It’s been around 8 years and we’re up to 50 or so people. I’d say we are okay at it.
We haven’t gotten fundamentally better over time recently, it’s more like there is some asymptote of how much you can really tell with a certain amount of insight into the systems between source and destination.
The only real progress we’ve made has been integrating with more and more sources of information about the state of the network.
That said, from an enthusiast perspective, running traceroute to the nearest google service (1e100.net for example) will already give you a huge tip on where things went wrong.
One thing that becomes apparent when you monitor diverse ISPs and endpoints this way is the inconsistency: in a normally-functioning situation, although most hops will have 0% loss, some will have absolutely any value from 0%–100%. The network I’m on at present has ten hops from _gateway to one.one.one.one; hop five is 100% loss, hop six varies around 40–50% loss, hop seven is about 60–62% loss, the rest are all 0% loss. It does host name lookup as well which can be a little bit useful for figuring out what’s probably local, probably ISP and probably public internet, but the boundaries are often a bit fuzzy.
mtr: <https://en.wikipedia.org/wiki/MTR_(software)>
1.1: short spelling of 1.0.0.1, the second address for Cloudflare’s 1.1.1.1 DNS server.

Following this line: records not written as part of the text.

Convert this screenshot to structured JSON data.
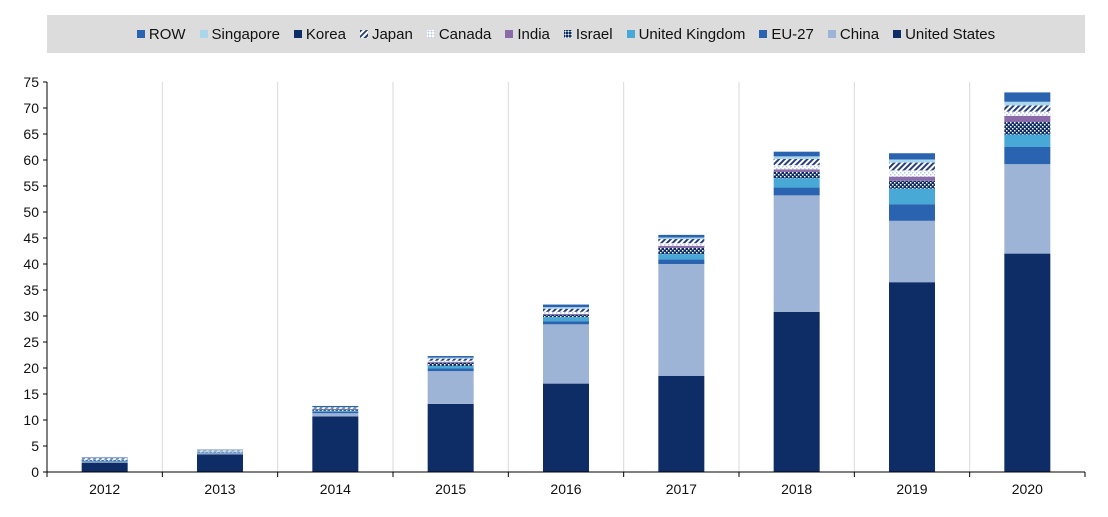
{
  "chart_data": {
    "type": "bar",
    "stacked": true,
    "categories": [
      "2012",
      "2013",
      "2014",
      "2015",
      "2016",
      "2017",
      "2018",
      "2019",
      "2020"
    ],
    "ylim": [
      0,
      75
    ],
    "yticks": [
      "0",
      "5",
      "10",
      "15",
      "20",
      "25",
      "30",
      "35",
      "40",
      "45",
      "50",
      "55",
      "60",
      "65",
      "70",
      "75"
    ],
    "grid": "vertical",
    "legend_position": "top",
    "legend_order": [
      "ROW",
      "Singapore",
      "Korea",
      "Japan",
      "Canada",
      "India",
      "Israel",
      "United Kingdom",
      "EU-27",
      "China",
      "United States"
    ],
    "series": [
      {
        "name": "United States",
        "color": "#0e2c66",
        "pattern": "solid",
        "values": [
          1.8,
          3.4,
          10.7,
          13.1,
          17.0,
          18.5,
          30.8,
          36.5,
          42.0
        ]
      },
      {
        "name": "China",
        "color": "#9db4d6",
        "pattern": "solid",
        "values": [
          0.2,
          0.2,
          0.6,
          6.3,
          11.4,
          21.5,
          22.4,
          11.8,
          17.2
        ]
      },
      {
        "name": "EU-27",
        "color": "#2a63b0",
        "pattern": "solid",
        "values": [
          0.1,
          0.1,
          0.3,
          0.5,
          0.6,
          0.9,
          1.5,
          3.2,
          3.3
        ]
      },
      {
        "name": "United Kingdom",
        "color": "#48a8d6",
        "pattern": "solid",
        "values": [
          0.1,
          0.1,
          0.2,
          0.5,
          0.8,
          1.0,
          1.8,
          3.0,
          2.4
        ]
      },
      {
        "name": "Israel",
        "color": "#0e2c66",
        "pattern": "dots",
        "values": [
          0.1,
          0.1,
          0.2,
          0.6,
          0.4,
          1.2,
          1.2,
          1.5,
          2.4
        ]
      },
      {
        "name": "India",
        "color": "#8a6aa8",
        "pattern": "solid",
        "values": [
          0.0,
          0.0,
          0.1,
          0.2,
          0.2,
          0.4,
          0.5,
          0.8,
          1.2
        ]
      },
      {
        "name": "Canada",
        "color": "#b7c9e6",
        "pattern": "dots",
        "values": [
          0.1,
          0.1,
          0.1,
          0.2,
          0.4,
          0.5,
          0.8,
          1.2,
          0.8
        ]
      },
      {
        "name": "Japan",
        "color": "#2a3f7a",
        "pattern": "hatch",
        "values": [
          0.2,
          0.1,
          0.2,
          0.4,
          0.6,
          0.8,
          1.2,
          1.5,
          1.2
        ]
      },
      {
        "name": "Korea",
        "color": "#0e2c66",
        "pattern": "solid",
        "values": [
          0.0,
          0.0,
          0.0,
          0.0,
          0.0,
          0.0,
          0.0,
          0.0,
          0.0
        ]
      },
      {
        "name": "Singapore",
        "color": "#a9d6ea",
        "pattern": "solid",
        "values": [
          0.1,
          0.1,
          0.1,
          0.2,
          0.3,
          0.3,
          0.5,
          0.6,
          0.7
        ]
      },
      {
        "name": "ROW",
        "color": "#2a63b0",
        "pattern": "solid",
        "values": [
          0.1,
          0.1,
          0.2,
          0.3,
          0.5,
          0.5,
          0.9,
          1.2,
          1.8
        ]
      }
    ]
  }
}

You can switch between the display modes with the d key, or start in this mode with MTR_OPTIONS=--displaymode=2 in the environment (which is how I do it, as it’s almost always what I want; if it weren’t, I’d probably make some kind of alias for `mtr --displaymode=2 1.1` instead).
Seeing packet loss in mtr is not entirely indicative of the health of the host. Some public servers filter out ICMP all together, and others add a firewall traffic shaping limit to the number of pings they reply to. You might be seeing that.